Orange you glad to see me?
I was on a little vacation, and came back to see Michelle Monaghan wearing this Louis Vuitton train wreck.
Whaaaaat? Was I gone too long? Did my eye sight get distorted from too much sun? WTF is this thing? And what would compel anyone (other than Madonna, who is paid to wear Vuitton) to wear this monstrosity?
Forever 21
It looks like Fergie hauled herself down to the local Forever 21 store and bought the first thing she could find. The dress looks cheap and tarty, the jewelry makes it even worse, and it is never a good idea to put a gi-normous bow on your boobs.
On the upside, I do really like her hair and make up. Sometimes Fergie’s face can look a big angular, and this is soft and fresh.
Split personality
Is Beyonce suffering from a split personality?
One day she is Sasha Fierce in a robo-glove, and the next day she is Miss South Carolina in the mother of all beauty pageant dresses by Zuhair Murad. With pageant hair to match. And why do her bosoms look like they have been encased and shellacked in a Glad trash bag?
French maid
Hmm…aren’t French maid costumes supposed to be sexy? Cuz this one looks a little French maid-ish, but is definitely not sexy. Unless you think your grandmother is sexy.
It takes a lot of effort to make a sheer lacy dress seem dowdy, but this dress does a darn good job! And why was it designed for the boobs to be around her waist?
Peek-a-boo
Is Gwyneth Paltow’s Antonio Berardi dress supposed to be sultry? Alluring? Cuz I just don’t see it.
Instead, I see a phallic crotch cover, granny undergarments, and shoes with built in footies.
I wonder if the boots have little white pom poms on the back of her ankles?
A little bit country
Joss Stone looks a little bit too country. Dowdy. Frumpy. Dumpy. Annoyingly cheery. Shall I continue?
Might I recommend a little bit rock-n-roll?
Dancing queen

I look at a lot of celebrity pictures. It’s kinda a hobby. Some make me swoon. Some make me laugh. Some make me shake my head in puzzlement. But very few make me really cringe. Cringe as in furrowed-brow-while-covering-my-eyes cringe.
This one made me cringe. What is it? Has wacky Katie Holmes gown to “fashion designing” again? I really just don’t get it. At all.
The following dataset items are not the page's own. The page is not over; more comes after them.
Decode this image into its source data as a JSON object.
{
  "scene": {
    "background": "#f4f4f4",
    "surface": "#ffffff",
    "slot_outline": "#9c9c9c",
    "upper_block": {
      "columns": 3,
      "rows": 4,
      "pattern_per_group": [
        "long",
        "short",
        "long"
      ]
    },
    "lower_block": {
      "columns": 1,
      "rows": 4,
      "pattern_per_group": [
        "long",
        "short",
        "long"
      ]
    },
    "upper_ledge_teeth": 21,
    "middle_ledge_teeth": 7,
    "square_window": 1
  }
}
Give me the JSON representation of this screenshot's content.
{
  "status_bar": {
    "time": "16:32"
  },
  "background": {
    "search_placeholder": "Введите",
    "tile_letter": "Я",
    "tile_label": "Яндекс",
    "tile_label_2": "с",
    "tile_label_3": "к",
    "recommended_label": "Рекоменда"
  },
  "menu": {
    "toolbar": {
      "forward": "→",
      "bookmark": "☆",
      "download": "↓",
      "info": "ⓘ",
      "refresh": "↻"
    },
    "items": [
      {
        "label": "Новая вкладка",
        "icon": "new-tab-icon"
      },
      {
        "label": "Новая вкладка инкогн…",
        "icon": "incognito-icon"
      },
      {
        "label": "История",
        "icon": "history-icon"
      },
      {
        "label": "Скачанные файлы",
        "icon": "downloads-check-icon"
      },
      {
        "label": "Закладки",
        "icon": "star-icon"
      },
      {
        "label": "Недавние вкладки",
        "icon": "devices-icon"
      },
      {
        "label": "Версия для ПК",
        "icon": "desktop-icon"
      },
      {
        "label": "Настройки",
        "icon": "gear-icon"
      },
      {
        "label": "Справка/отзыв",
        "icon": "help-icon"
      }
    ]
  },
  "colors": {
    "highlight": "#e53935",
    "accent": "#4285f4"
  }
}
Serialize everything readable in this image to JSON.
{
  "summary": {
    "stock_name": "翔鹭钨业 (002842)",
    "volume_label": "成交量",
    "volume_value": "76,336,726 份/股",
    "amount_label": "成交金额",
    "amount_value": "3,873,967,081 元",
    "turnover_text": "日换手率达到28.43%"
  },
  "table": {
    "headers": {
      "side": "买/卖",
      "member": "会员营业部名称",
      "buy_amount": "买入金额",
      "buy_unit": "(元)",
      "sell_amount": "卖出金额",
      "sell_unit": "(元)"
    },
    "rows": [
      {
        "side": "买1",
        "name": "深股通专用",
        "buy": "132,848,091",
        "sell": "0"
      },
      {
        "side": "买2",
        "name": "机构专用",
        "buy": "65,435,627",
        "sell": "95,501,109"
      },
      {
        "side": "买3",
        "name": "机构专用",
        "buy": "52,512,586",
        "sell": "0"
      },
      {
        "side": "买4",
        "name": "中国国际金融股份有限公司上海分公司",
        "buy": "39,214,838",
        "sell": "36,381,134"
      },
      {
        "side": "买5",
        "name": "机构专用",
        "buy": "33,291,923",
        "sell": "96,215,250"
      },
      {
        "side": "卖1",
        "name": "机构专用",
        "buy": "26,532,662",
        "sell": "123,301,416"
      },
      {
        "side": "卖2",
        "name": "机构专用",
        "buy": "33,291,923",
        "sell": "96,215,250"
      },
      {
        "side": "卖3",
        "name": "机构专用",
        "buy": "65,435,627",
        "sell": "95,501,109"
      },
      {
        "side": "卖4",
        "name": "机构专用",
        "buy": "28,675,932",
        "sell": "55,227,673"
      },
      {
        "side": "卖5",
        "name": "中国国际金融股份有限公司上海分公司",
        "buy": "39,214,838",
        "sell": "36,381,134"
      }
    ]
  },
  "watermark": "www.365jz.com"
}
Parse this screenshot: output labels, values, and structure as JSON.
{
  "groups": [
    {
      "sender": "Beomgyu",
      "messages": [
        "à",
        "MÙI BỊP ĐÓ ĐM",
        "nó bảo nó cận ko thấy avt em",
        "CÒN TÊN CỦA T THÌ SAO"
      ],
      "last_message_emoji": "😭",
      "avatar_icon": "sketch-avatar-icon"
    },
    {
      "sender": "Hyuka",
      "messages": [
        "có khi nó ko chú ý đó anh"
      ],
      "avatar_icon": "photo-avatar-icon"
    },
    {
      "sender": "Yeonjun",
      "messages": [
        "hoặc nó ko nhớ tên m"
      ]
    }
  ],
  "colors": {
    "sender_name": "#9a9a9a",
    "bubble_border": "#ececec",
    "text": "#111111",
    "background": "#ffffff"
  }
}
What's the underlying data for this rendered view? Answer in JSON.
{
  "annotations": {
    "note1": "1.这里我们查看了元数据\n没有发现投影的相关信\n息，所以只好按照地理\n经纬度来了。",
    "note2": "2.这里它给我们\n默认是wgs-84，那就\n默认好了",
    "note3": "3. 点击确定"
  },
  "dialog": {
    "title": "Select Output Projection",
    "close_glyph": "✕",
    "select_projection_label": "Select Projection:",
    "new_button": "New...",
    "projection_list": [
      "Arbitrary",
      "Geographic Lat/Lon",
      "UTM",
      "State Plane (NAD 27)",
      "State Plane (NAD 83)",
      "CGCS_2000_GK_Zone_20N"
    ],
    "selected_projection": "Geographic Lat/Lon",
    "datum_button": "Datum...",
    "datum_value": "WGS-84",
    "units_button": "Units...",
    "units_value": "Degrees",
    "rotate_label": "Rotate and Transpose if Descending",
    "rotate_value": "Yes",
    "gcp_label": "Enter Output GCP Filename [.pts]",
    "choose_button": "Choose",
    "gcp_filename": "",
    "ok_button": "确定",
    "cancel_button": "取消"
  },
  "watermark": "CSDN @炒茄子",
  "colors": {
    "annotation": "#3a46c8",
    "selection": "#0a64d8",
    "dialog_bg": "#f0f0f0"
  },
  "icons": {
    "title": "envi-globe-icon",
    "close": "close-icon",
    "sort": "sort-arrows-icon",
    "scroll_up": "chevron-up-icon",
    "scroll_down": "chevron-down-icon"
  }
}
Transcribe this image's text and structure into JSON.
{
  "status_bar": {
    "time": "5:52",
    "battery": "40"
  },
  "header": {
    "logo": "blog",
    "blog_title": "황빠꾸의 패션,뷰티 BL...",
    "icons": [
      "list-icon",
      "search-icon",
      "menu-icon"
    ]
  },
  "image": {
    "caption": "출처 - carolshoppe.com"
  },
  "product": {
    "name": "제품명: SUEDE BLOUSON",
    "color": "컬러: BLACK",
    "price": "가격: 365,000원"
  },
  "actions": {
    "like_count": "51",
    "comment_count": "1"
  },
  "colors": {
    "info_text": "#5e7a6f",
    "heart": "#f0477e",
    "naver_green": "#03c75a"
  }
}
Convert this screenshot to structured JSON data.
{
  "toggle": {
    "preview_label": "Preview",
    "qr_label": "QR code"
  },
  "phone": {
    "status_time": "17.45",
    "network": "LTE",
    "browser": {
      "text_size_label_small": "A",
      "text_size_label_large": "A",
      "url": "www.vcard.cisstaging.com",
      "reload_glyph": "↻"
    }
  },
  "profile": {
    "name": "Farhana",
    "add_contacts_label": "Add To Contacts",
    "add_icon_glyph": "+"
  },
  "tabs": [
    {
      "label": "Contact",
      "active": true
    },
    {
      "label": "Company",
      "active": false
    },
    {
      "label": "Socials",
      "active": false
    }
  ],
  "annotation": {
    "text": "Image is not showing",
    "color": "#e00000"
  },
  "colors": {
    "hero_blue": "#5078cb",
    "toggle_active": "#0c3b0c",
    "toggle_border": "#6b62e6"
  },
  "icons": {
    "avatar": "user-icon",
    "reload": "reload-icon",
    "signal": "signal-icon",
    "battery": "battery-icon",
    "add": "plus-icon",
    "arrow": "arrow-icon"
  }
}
Now, I’m not a fan of jumpsuits. But I could see the white pants and strapless top combo as a jumpsuit. Retro seventies. Dancing queen. Harem pants. Not a favorite look, but one I could at least understand.
I have absolutely no clue how that seventies disco vibe coordinates with a sheer lace top. What!?!? Then we’ve added the eighties power-suit necklace and I’m utterly confused.
Little Bo Peep
Little Bo Peep has lost her sheep
at the Hollywood Life Awards
and doesn’t know where to find them.
(Perhaps they are hiding under all these yards of lace and organza.)
Victorian horsey

I get the look of Eva Herzigova’s Dolce & Gabbana dress. And I don’t hate it. But I also don’t love it. And I really don’t love the bright red lipstick.
The dress feels like Queen Victoria dressed in Ralph Lauren. It also feels a little heavy-handed, with the lace and the darting and the gathers and the high neck and the long sleeves and the scalloped edges.
Closer inspection of the fabric is also confusing. At first, I thought it was a lace overlay, a la Prada. But close up it seems that it is printed on the fabric. I dunno. I’m just so confused.
It’s a fine line between sexy and skanky. Especially when you’re nineteen. So, memo to Hayden Panettiere: you’ve definitely moved toward skanky with this dress.